I have just finished offering a series of training sessions on Adobe Connect for a small number of faculty and staff in a theological school. The training was open for all to attend online in an Adobe Connect meeting room once every two weeks without needing to attend every session.

The Reason
We need the faculty of our new 90% online degree to become very familiar and comfortable with the Adobe Connect environment because they will be hosting 2 classes a week in these web-conferencing meeting rooms. Only a few faculty a year will need this skill, but we have a full six year projection of the faculty who will be teaching in the program, so these faculty have also been invited and some are beginning the training now.

Shout out to Lynda.com

I prepared to do these trainings by reflecting on my experience using Adobe Connect as a participant and host and realized I needed to learn more. I used Lynda.com’s training on Adobe Connect to get a full introduction- excellent resource.

The Training Approach
I started the trainings with a very structured approach- the first three sessions were scripted and participants were limited to short application practices at the end of each session. By the fourth session, I was able to make all participants Hosts upon entering and let them play around with features as we talked about them. Happy accidents and collegial cajoling made these sessions fun and seemed to get results. We even tried out a mobile session with participants logging in with I-devices from touch to pad.

The Results
The few faculty who attended the structured training series have expressed gratitude and increased comfort levels and have also signed up to continue in weekly sandbox meetings to start brainstorming teaching ideas and experimenting with carrying those out on Adobe Connect. Additional faculty have also signed up to join.

My Opinion
The only negative experiences we had were related to bandwidth- delays that interfered with effective communication. So far, I’ve only been able to gather information on how to guide faculty and students on troubleshooting. I would rather have discovered more solutions towards prevention.

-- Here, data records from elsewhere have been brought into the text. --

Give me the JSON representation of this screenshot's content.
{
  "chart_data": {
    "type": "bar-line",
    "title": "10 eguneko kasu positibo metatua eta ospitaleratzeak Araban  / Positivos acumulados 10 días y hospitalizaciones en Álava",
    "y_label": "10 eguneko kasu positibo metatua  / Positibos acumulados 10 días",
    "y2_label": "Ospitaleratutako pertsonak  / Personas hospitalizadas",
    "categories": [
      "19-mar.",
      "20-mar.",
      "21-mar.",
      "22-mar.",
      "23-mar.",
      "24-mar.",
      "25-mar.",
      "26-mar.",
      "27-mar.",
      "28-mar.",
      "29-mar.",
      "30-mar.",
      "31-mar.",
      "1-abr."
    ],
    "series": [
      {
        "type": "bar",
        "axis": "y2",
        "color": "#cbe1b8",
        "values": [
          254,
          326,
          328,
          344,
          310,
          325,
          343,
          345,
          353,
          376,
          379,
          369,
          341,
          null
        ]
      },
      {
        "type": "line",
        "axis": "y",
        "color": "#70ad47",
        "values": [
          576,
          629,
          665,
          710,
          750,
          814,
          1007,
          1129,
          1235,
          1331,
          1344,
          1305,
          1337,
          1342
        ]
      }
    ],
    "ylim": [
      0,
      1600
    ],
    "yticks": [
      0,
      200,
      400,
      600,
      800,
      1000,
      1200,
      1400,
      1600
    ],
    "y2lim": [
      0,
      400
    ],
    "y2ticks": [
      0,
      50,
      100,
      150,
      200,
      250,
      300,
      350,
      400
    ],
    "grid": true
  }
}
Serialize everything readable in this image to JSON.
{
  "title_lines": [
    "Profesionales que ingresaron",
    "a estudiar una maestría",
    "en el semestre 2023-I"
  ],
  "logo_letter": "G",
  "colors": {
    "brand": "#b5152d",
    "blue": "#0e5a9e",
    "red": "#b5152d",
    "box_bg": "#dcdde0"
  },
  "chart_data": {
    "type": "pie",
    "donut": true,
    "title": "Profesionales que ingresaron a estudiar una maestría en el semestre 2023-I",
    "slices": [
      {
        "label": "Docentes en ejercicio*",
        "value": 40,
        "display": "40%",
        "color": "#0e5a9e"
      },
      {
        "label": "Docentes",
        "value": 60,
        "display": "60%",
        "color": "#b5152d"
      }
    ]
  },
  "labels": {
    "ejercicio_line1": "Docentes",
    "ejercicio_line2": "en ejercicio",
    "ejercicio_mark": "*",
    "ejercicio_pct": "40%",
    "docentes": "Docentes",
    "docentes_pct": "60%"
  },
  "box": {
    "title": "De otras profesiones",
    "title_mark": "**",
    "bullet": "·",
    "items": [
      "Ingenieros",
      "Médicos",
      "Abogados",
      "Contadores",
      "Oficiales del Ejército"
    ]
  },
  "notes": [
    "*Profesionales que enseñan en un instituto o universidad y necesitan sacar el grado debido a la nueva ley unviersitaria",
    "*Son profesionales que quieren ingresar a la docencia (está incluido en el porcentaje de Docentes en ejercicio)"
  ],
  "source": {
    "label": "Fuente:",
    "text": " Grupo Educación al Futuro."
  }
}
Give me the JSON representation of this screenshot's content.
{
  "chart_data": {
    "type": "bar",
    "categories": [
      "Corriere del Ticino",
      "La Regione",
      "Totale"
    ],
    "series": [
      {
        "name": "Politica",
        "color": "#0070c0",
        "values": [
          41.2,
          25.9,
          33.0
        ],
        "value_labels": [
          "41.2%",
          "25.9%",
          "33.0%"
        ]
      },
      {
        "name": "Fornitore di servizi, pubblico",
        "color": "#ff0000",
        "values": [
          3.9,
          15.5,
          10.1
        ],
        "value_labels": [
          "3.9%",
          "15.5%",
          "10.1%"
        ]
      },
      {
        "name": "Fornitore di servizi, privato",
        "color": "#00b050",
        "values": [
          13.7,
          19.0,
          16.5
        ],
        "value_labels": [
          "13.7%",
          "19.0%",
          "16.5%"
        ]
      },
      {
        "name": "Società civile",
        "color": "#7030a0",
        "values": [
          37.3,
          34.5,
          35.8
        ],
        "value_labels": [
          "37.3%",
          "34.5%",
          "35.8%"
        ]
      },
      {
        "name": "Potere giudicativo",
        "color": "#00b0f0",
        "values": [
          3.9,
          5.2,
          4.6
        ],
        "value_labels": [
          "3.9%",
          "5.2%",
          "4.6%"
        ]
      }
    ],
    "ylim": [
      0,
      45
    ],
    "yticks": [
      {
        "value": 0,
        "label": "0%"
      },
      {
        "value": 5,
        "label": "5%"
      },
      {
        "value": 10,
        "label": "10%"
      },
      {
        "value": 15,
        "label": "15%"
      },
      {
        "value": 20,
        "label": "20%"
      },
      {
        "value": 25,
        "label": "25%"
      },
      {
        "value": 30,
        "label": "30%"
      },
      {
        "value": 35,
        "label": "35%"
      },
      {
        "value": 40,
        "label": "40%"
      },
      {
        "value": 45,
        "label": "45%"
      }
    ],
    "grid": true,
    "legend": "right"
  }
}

At an institutional level, we are reconsidering which web-conferencing platform to continue using. I like the features of Adobe Connect that help hosts create a learning environment beyond sharing mic, cam and screens. The training participants in my sessions were particularly interested in the reusable objects and customizable layouts as well as the breakout rooms.

Shout out to The Thiagi Group

The most creative part of this process was getting to modify Interactive Lecture ideas from Thiagi et al’s book for the online learning classroom. For example:

Chat Box Interrupted Lecture
·      Pause from time to time during the lecture
·      Ask a random student to “translate” the lecture into plain English
·      Useful for complex topics and with students who have high level of language skills
Set it Up
·      Create a Note explaining the activity.
·      Create a Chat box named “Plain English”
Run it
Step 1> Begin lecturing for about 5 minutes.
Step 2> Randomly select a student to type an interpretation of this segment of your lecture into the Chat box (alternatively, call on students and enable their mics/cams).
Step 3> After the interpretation, ask if other students have anything to add.
Step 4> Repeat approximately 5 times at different intervals throughout the lecture.